What engine oil does my car have?
There are different kinds of engine oil when asking yourself ‘what engine oil does my car have.’ to get an idea of ‘what kind of engine does my car have,’ you first need to know what oil and coolant to feed your engine to keep it running at a high level without any longevity issues!
- Synthetic Motor Oil – Synthetic motor oil is uniform in shape, helping prevent extremely high temperatures and low temperatures, keeping an even keel through many performance conditions. Synthetic oils are usually formulated with high additives, usually increasing the total cost and increasing the purity and quality of the oil.
- Synthetic Blend Motor Oil – synthetic blend oil is a mixture of synthetic and conventional oil for added oxidative resistance, prevention against very high or low temperatures, and coming in at a lower price than just synthetic motor oil.
- High-Mileage Motor Oil – High-mileage motor oil is formulated for late vehicles or with newer vehicles that already have high mileage on their odometer, usually coming in at over 75,000 miles. High mileage motor oil is specifically designed to help prevent oil leaks and oil burn-offs in older and worn-down engines.
- Conventional Motor Oil – conventional motor oil is the traditional type of oil that is available for use with all viscosities, quality levels, and engine types. When asking ‘what kind of engine oil does my car have,’ using conventional motor oil is almost always an option.
What are the engine motor oil designations?

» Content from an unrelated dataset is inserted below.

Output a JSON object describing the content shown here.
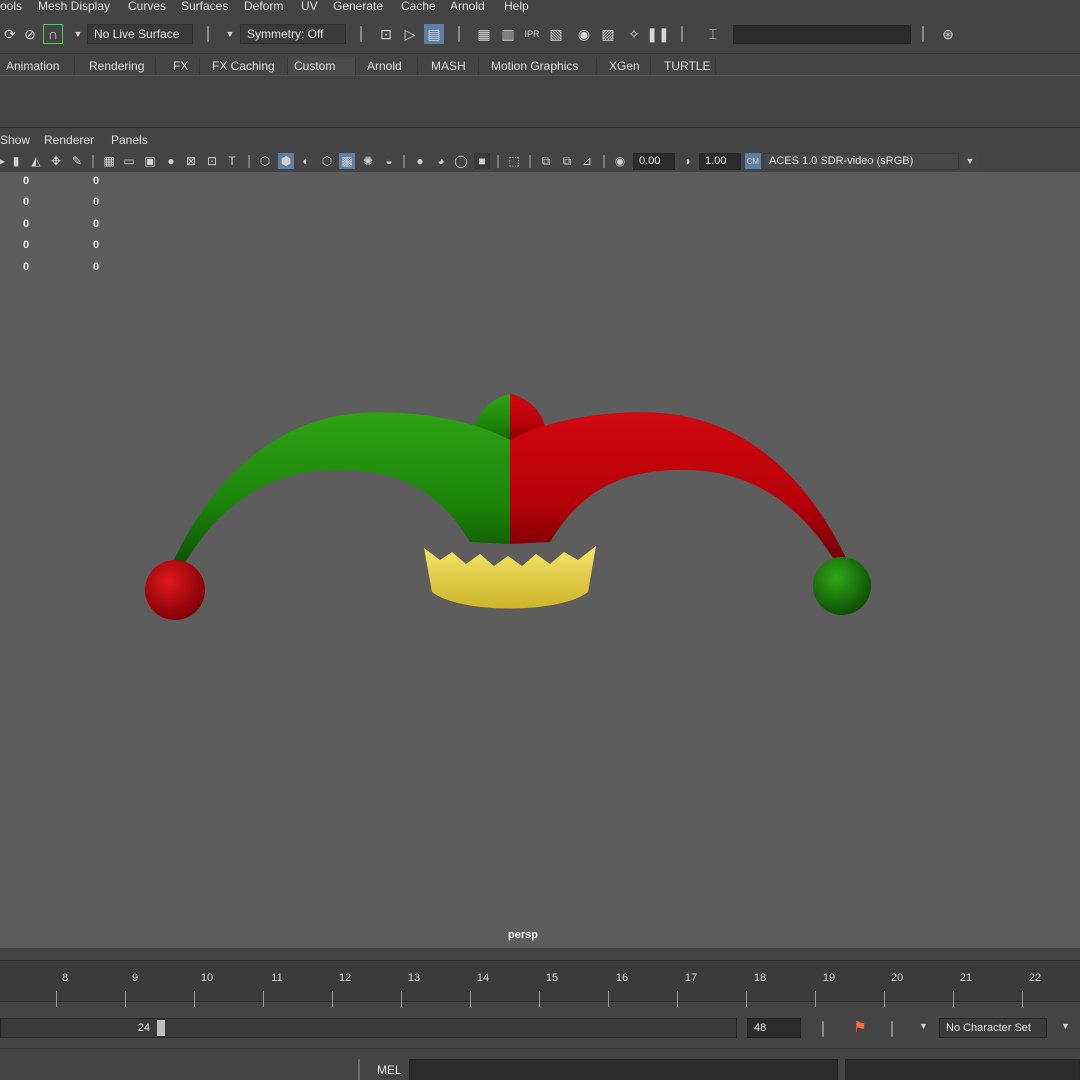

When asking yourself, ‘what kind of engine oil does my car have,’ you need to understand the motor oil grade designations. The motor oil classifications have been set forth by the Society of Automotive Engineers that classify oil based on the viscosity level.
- Viscosity is the resistance to flow, with thin liquids having a low viscosity level and thick fluids, like sludge or sticky substances, having a high viscosity.
The Bottom Line
Car owners need to find the vehicle identification number located at the bottom of the windshield to find out key information about their vehicle – look here to find the world manufacturer, model type, and the answer to ‘what kind of engine does my car have.’